🤖 AI Summary
This work investigates the fundamental trade-off between stability and accuracy in statistical estimation by formulating stability as a constraint within the framework of statistical decision theory. It systematically analyzes how worst-case and average-case stability requirements affect estimation accuracy, employing minimax analysis and constrained optimization to construct optimal stable estimators for canonical problems such as mean estimation and regression. The key contribution lies in establishing, for the first time within a unified framework, lower bounds on estimation accuracy under both notions of stability, revealing that average-case stability imposes a strictly weaker constraint than worst-case stability, with the gap depending on the specific estimation task. Furthermore, the paper precisely characterizes the optimal stability–accuracy trade-offs in four representative estimation settings, quantifying the statistical cost incurred by different stability mechanisms.
📝 Abstract
Algorithmic stability is a central concept in statistics and learning theory that measures how sensitive an algorithm's output is to small changes in the training data.

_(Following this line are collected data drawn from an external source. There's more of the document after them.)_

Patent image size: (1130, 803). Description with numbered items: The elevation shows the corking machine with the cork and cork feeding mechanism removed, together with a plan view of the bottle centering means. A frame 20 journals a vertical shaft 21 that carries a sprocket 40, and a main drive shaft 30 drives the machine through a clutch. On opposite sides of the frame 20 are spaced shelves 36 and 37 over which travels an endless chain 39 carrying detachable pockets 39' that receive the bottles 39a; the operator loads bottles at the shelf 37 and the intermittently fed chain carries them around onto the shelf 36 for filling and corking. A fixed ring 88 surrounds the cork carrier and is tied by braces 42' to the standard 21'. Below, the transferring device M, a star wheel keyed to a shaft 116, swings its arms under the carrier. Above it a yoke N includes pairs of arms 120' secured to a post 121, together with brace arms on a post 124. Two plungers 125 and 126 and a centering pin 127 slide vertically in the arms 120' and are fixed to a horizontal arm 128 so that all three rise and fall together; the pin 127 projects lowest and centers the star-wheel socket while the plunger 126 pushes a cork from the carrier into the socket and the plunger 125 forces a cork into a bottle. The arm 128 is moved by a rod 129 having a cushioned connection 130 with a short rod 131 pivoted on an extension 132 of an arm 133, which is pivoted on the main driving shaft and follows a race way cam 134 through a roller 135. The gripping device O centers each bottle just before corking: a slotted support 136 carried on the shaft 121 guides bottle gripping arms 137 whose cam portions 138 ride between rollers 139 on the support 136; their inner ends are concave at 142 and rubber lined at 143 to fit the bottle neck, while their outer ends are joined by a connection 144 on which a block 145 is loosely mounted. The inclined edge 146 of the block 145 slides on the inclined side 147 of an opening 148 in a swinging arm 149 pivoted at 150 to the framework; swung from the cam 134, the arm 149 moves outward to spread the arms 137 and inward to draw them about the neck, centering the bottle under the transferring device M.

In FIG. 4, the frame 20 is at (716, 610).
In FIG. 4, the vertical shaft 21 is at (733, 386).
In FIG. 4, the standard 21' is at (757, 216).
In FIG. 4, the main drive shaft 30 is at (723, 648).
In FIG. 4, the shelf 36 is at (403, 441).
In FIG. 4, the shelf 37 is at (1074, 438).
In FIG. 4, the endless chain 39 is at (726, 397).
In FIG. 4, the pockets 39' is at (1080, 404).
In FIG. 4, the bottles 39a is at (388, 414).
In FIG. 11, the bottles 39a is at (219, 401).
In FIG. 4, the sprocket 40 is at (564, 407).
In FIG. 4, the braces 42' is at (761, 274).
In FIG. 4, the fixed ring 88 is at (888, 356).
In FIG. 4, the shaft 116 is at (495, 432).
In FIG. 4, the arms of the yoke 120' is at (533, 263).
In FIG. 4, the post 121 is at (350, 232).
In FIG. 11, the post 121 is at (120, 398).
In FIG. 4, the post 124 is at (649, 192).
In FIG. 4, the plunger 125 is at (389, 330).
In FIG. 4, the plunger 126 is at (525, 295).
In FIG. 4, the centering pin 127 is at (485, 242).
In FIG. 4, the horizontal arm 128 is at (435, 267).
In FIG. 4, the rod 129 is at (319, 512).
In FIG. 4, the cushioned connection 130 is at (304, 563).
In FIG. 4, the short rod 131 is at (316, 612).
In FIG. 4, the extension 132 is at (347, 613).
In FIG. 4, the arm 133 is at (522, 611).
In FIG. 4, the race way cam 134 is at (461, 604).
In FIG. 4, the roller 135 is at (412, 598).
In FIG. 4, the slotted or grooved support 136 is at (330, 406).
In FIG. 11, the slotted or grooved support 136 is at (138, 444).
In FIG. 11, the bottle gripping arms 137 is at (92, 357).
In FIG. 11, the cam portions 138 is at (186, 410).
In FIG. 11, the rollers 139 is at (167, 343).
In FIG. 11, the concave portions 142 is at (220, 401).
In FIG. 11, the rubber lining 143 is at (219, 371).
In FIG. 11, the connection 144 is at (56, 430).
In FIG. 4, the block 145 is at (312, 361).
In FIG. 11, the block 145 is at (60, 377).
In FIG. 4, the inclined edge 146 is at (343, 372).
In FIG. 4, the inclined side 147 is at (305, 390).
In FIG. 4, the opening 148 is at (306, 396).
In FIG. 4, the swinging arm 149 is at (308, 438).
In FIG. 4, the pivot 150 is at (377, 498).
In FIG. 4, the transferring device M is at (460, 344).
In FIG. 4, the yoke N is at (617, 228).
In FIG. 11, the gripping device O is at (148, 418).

Stability plays a crucial role in understanding generalization, robustness, and replicability, and a variety of stability notions have been proposed in different learning settings. However, while stability entails desirable properties, it is typically not sufficient on its own for statistical learning -- and indeed, it may be at odds with accuracy, since an algorithm that always outputs a constant function is perfectly stable but statistically meaningless. Thus, it is essential to understand the potential statistical cost of stability. In this work, we address this question by adopting a statistical decision-theoretic perspective, treating stability as a constraint in estimation. Focusing on two representative notions-worst-case stability and average-case stability-we first establish general lower bounds on the achievable estimation accuracy under each type of stability constraint. We then develop optimal stable estimators for four canonical estimation problems, including several mean estimation and regression settings. Together, these results characterize the optimal trade-offs between stability and accuracy across these tasks. Our findings formalize the intuition that average-case stability imposes a qualitatively weaker restriction than worst-case stability, and they further reveal that the gap between these two can vary substantially across different estimation problems.